Tiene toda la razón José Roca: puede ser muy bueno el discurso de un artista, pero lo importante es el producto visual (lo que no evita que muchas obras destaquen por la solidez de sus procesos e investigaciones). Por otra parte, no resulta fácil de entender que “una increíble capacidad discursiva” no sea capaz de producir al menos una obra de mediano interés. Se inventan muchos mitos al respecto. No todos los artistas locales disponen de una estatura intelectual superior (hay excepciones, por supuesto). Tampoco hay que caer en el mito de que se han leído bibliotecas alejandrinas enteras; menos que son versados en lingüística, semiótica, psicoanálisis, filosofía, estética, historia, economía, sociología, política, arqueología, antropología, etcétera. Lo que sí se podría esperar es que sean apasionados (más que versados) degustadores de libros de entrevistas, autobiografías, novelas, cine, crónica roja, publicaciones de espectáculos deportivos o revistas de diseño y arquitectura.

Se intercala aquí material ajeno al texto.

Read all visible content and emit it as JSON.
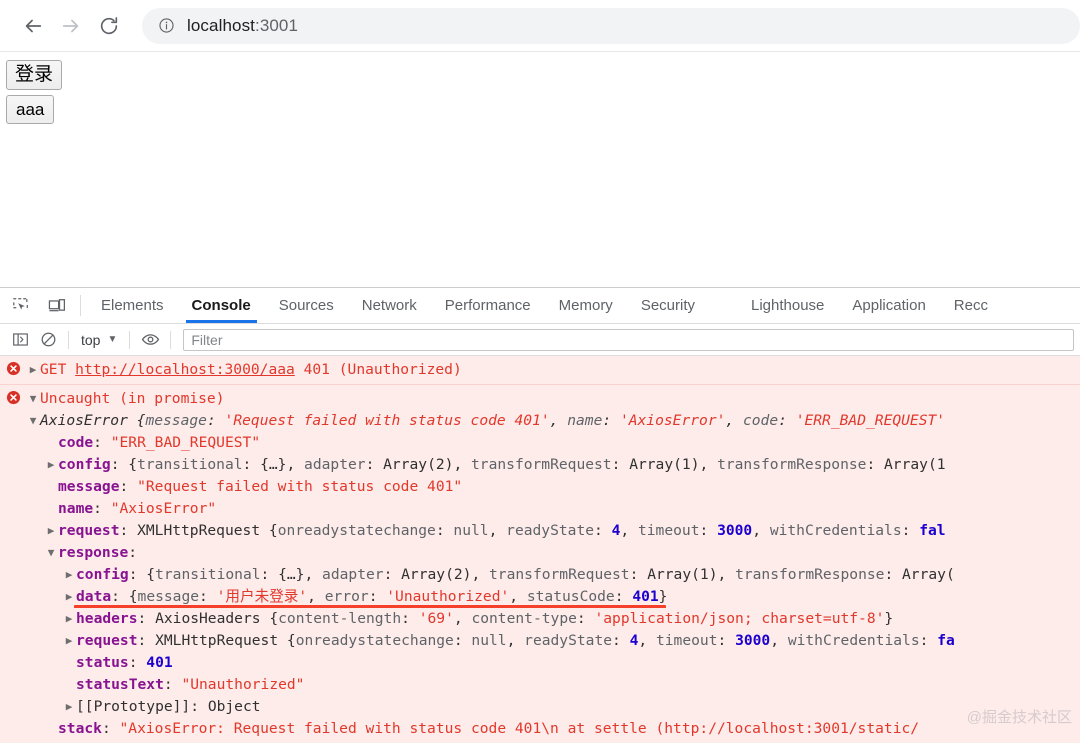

Más que teórica, la verdad de la obra reside en la pasión con la que se la experimenta y produce. Hay que ser fiel a las afinidades electivas propias. La mayoría de los artistas jóvenes (y aquellos que se acercan a la cuarentena) no son coherentes con su imaginario existencial. Sin embargo, algunos representantes de las generaciones anteriores, podrían servir de modelo para el arte actual. Cito solamente dos casos: Eugenio Dittborn y Juan Domingo Dávila (también Francisco Brugnoli y Gonzalo Díaz). Aquí no existe ninguna vergüenza en confesar visualmente sus elecciones adquiridas. La mayoría ha combinado la alta cultura con la cultura popular. ¿Los rostros de esta combinatoria?: la enciclopedia Larousse con el Reader’s Digest, el Quijote de Cervantes con el Condorito de Pepo, Shakespeare con Barrabases, los textos de Nietzsche con los boleros de Pérez Prado, Edgar Allan Poe con la filmografía infantil de Spielberg, la revista neoyorquina Art Forum con la desaparecida Estadio, la ejecución del Chacal de Nahueltoro con el suicidio del iluminado Antares de la Luz, el Hércules pagano con el Superman hollywoodense, la imaginería de Goya con las historietas de RanXerox de Tamburini, la iglesia renacentista Santa María Novella de Alberti con algún rascacielo de Mies van der Rohe en Nueva York, y de manera especial, la Santa Biblia con Wikipedia.